What happens if the operation cannot be performed by the laparoscopic method?
In a small number of patients the laparoscopic method is not feasible because of the inability to visualize or handle the organs effectively. If at all the surgeon feels that it is safer to convert the laparoscopic procedure to an open one, this is not a complication but a sound surgical judgement. Factors that may increase the possibility of converting to the "open" procedure may include obesity, a history of prior abdominal surgery causing dense scar tissue or bleeding problems during the operation. The decision to perform the open procedure is a judgment decision made by your surgeon either before or during the actual operation. The decision to convert to an open procedure is strictly based on patient safety.

Are there side effects to this operation?
Long-term side effects to this procedure are generally uncommon.

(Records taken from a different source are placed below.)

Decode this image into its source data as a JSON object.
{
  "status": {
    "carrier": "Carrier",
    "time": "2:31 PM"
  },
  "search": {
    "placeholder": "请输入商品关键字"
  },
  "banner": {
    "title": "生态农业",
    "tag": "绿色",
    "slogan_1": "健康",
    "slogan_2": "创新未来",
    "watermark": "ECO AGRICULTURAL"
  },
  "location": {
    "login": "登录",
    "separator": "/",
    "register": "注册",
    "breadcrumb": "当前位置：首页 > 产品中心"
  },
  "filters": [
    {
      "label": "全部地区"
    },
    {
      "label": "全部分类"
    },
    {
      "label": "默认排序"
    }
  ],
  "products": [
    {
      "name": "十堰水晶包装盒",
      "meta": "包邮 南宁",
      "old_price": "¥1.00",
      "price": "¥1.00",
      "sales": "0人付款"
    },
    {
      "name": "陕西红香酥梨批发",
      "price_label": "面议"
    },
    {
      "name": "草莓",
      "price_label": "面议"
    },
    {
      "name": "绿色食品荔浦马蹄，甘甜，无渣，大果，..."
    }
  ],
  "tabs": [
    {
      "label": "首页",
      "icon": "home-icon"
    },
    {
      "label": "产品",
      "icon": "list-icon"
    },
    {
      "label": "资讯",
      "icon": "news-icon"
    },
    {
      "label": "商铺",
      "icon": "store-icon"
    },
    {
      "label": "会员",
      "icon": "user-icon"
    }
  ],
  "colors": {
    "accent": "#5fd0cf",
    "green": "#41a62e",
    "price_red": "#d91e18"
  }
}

Some patients develop temporary difficulty in swallowing immediately after the operation. This usually resolves within one to three months after surgery. The ability to belch and or vomit may be limited following this procedure. Some patients complain of stomach bloating or more frequent passage of flatus. The subjective improvement in symptoms varies among patients with majority reporting significant improvement and others reporting marginal improvement.

Rarely, some patients report no improvement in their symptoms.